To get the rate increases it wants, it’ll have to prove that to the state Public Utility Commission. It plans to make its request later this year, though company officials declined to say when or how much they would ask for.

Residential customers pay Pennsylvania Power $11.07 and West Penn $9.37 to deliver every 500 kWh, two of the three lowest rates in the state, according to state Public Utility Commission data. Together, the two serve about 878,000 Pittsburgh-area customers.

West Penn Power Co. hasn’t had a rate increase since 1994. Penn Power hasn’t since 1988. Each increase was more than $50 million coming from consumers, but that came before FirstEnergy owned those companies, and when they were still allowed to charge customers to help build new power plants. That isn’t allowed now.

West Penn in particular has now long been known as having some of the lowest rates in the state, said Irwin A. “Sonny’ Popowsky, former leader of Pennsylvania’s Office of Consumer Advocate.

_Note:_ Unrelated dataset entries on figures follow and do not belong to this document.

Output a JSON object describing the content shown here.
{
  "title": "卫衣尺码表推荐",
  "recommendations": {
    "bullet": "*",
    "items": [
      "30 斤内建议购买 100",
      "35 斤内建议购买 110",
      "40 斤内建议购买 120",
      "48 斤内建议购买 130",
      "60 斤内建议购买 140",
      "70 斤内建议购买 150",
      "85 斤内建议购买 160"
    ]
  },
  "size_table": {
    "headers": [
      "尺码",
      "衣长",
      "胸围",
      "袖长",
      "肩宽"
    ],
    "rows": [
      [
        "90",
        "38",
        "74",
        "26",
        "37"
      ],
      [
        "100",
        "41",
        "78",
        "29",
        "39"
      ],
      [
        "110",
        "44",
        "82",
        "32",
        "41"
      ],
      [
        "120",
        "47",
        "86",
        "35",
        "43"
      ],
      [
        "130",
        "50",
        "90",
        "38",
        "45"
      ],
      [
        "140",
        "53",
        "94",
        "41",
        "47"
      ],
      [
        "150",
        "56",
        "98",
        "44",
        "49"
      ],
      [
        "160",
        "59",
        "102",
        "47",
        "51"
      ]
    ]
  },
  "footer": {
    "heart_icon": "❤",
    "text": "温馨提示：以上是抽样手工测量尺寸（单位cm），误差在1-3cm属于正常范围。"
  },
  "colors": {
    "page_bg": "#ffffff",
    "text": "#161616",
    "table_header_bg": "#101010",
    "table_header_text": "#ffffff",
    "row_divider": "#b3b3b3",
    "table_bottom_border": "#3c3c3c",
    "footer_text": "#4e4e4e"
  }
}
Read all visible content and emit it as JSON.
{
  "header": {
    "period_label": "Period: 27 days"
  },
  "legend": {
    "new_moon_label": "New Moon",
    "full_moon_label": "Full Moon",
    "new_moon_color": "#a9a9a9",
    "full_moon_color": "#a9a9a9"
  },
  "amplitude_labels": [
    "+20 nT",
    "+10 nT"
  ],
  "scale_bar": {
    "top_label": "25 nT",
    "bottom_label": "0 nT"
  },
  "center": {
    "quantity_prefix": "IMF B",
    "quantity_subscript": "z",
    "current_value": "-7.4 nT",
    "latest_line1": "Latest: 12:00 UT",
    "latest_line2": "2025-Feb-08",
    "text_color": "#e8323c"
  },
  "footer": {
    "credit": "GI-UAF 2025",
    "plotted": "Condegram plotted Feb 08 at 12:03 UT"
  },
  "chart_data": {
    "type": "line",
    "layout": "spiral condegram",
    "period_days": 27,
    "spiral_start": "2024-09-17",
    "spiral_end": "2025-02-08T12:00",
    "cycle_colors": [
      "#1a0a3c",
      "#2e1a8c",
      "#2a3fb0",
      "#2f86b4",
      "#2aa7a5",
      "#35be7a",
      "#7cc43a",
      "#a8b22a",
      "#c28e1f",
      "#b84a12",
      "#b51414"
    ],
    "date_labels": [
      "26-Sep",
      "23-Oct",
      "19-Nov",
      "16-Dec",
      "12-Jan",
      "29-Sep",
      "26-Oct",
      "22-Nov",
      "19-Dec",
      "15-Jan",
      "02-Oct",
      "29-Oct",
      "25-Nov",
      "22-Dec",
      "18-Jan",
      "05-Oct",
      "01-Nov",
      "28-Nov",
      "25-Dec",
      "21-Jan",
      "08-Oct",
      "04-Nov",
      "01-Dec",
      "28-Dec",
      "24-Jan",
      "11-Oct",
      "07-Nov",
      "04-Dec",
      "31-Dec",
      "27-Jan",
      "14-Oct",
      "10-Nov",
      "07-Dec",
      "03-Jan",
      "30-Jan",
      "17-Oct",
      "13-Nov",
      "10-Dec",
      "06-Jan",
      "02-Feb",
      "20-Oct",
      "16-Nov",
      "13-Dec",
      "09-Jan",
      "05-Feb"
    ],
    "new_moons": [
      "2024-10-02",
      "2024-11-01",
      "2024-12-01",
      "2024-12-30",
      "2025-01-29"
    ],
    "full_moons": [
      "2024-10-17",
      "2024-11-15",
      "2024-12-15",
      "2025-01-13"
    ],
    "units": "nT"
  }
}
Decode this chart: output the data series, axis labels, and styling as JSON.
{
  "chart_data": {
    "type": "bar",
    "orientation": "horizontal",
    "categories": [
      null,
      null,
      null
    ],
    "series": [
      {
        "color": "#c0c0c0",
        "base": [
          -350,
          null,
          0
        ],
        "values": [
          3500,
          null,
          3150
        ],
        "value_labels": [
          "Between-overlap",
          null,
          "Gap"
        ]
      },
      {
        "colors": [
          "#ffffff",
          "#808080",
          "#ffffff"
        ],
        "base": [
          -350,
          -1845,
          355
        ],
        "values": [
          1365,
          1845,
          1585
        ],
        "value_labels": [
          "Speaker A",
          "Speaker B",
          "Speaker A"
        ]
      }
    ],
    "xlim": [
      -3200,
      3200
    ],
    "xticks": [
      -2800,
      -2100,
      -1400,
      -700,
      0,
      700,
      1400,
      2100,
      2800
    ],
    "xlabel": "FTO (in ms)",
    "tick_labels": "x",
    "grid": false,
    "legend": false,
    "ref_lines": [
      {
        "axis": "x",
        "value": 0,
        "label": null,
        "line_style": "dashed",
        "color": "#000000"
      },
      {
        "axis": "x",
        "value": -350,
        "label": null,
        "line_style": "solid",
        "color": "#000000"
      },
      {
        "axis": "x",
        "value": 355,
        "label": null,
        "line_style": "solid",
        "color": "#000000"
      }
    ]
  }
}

But those rates, nor the long time since an update would guarantee a big rate hike, he added. There are costs, like low interest rates, that make it cheaper to do business, and that could limit any rate hikes.

“I’m glad they haven’t filed in a little while, but it isn’t a surprise” that they plan to now, Popowsky said. “As long as what they’re spending on distribution and transmission is prudent, then they can recover those costs.”